If there are any fans of other teams kicking around, can you top that? Damien Cox is rather annoying, but he’s a known contrarian who can, at times, actually provide an insightful piece - which makes his shots at Leaf fans all the more disappointing. I would say the same for Steve Simmons of the Toronto Sun as well, although I know there are those who would disagree with me. I used to find at least some of what he wrote informative and interesting. The now defunct CoxBloc did a wonderful job of breaking down the terrible articles by this trio of Leafs writers.
It’s not just the in-print media either. I haven’t listened to any Toronto sports radio in years because of the outrageous claims they make. Bill Watters and Greg Brady are two of the worst offenders there. Watters I may put in a different category because he is a former MLSE employee and may be bitter because of the circumstances around the termination of his employment. But Greg Brady is just unbelievable. I’ve written about my encounter with him previously on PPP - I completely ignore him now.
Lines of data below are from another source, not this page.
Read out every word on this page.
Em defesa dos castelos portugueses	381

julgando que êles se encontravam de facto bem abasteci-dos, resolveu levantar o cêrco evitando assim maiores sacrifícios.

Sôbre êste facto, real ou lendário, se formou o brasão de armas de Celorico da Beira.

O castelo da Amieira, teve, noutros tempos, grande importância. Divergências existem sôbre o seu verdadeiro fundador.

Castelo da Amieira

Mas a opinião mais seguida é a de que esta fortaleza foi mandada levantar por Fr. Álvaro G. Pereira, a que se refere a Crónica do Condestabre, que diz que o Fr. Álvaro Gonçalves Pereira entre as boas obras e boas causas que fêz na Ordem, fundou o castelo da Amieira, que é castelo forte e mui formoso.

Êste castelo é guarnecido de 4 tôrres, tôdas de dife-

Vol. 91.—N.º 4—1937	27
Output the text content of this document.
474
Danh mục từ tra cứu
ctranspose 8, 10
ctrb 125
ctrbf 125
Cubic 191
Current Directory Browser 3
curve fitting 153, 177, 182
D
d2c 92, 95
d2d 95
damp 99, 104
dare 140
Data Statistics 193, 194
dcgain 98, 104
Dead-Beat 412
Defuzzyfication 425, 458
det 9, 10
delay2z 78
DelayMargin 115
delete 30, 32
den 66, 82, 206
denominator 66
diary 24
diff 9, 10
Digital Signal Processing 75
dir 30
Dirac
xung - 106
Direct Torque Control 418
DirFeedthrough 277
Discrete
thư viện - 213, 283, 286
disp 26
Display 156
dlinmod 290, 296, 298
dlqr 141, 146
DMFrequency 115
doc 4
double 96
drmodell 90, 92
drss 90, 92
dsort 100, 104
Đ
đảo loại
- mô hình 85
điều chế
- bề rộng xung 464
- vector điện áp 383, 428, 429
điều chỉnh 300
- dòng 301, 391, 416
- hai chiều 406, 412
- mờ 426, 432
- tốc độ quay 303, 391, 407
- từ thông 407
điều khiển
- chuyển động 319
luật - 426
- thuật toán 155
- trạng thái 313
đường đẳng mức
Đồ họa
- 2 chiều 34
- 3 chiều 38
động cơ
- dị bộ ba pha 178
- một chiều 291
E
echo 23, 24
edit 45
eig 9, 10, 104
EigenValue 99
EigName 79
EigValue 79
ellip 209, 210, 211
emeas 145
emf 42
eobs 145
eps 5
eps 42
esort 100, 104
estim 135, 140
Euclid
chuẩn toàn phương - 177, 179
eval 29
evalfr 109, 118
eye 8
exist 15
But I still hear from fellow fans about the totally off-base criticisms he makes on his twitter account as well as on the radio.
Perhaps you can think of examples of media members who cover other teams who have performed as atrociously as the Leafs’ have, and if you do please feel free to throw some links into the comments. I can’t find anything that compares. Why does it happen, though? Honestly, I think it’s a case of laziness. The demand for coverage of the Leafs is so high that there’s pressure to just write anything about them as often as possible, it becomes easier to pump out this sort of insulting trash than to write pieces that are relevant. I think this pressure can also apply to bloggers and if we don’t check ourselves, we could also head down the same path. This is especially so as we face what looks like another season of futility and a lack of any positive progress towards the playoffs. Covering the Leafs the past few seasons, there is hardly much left to discuss, leading to criticisms of both the coach and the GM which may be fair but also may become ideas that we are tied to for no other reason aside from they provide answers that we don’t have.
We have to be willing to re-evaluate our position if there is no solid proof to support our opinion. Becoming fixated upon one point, no matter how valid that point may be at any moment in time, becomes an exercise in futility. We can harp on and on about the same thought but it would be more productive to look for new information which could shed light on the situation. As bloggers we are limited in this regard - we do not have access to the managers, coaches or players to have our questions answered. And for the media, there are certain questions that would never be answered because of undermining organizational authority. On the occasion that something comes up that disproves our conclusion, we need to readily admit it.